In an essay titled ‘Getting Inside “Inside Humor”’, film critic and consummate crank Manny Farber examined a trend among certain comedians in the late 1950s of using ‘passwords in upper Bop’ – tokenistic nods to Beat culture iconoclasm – to appeal to the back-patting of literate, artsy audiences, ‘without actually committing in action or idea’. Inside Humor, he claimed, usurped the ‘lonely, abrasive, lower-than-lowbrow, morose, not too energetic […] comedy of desolation’ foretold by the likes of Ernie Kovacs, Mad magazine and Tex Avery cartoons – a style alternately labeled ‘vulgar modernism’ by J. Hoberman and ‘the muck school’ by Donald Phelps. This type of comedy parodied the sheen afforded to Western pop culture by post-WWII prosperity and extreme affluence; posed the abjection and trashiness of urban living against suburban sterility; owed much of its fatigued character to the traumas of war on one hand and the looming threat of nuclear annihilation on the other; taught children how to think critically.

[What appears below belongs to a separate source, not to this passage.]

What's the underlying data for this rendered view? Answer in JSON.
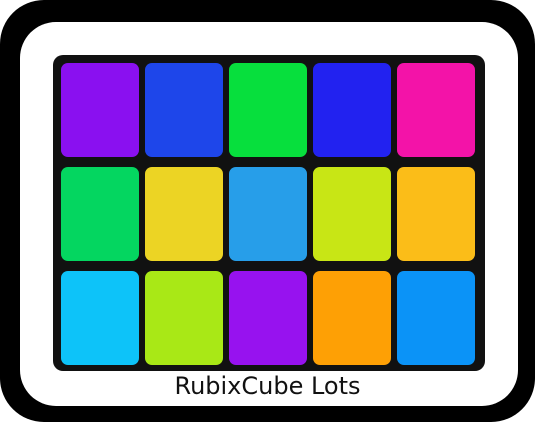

It prefigured the lethargy and anti-comedy of Andy Kaufman, Mr Show, Tig Notaro, King of the Hill, Steven Wright, Neil Hamburger, Eric Andre, Mitch Hedberg, Ron Funches, Baskets, Julio Torres, and Atlanta – and that’s just in America.
One of the interesting things about meme humour is that it combines the vulgarity, loneliness and wallowing of the comedy of desolation / vulgar modernism / muck school with the obscurity and in-joking of Inside Humor. A book about humour in 2019 might ask what this reveals and portends as a reaction against certain catastrophe; whether the revolutionary rhetoric disseminated by Leftist meme-humour can effectively combat and have the same material consequences as right-wing trolling using the same medium, or whether it simply reinforces the echo-chamber; and so on. Above all, it would be unafraid of dealing with humour from a fatalistic standpoint – which, if humour theory teaches us anything, shouldn’t be a stretch. As Eagleton states: ‘Comedy and fatalism are thus in collusion. […] we can gaze upon the cosmos knowing ourselves to be bound up with its imperishable stuff, even if it has no more regard for us than a wave of the ocean. This sense of deep-seated ease, of being at home in the universe, is one of the most profoundly comic of experiences.’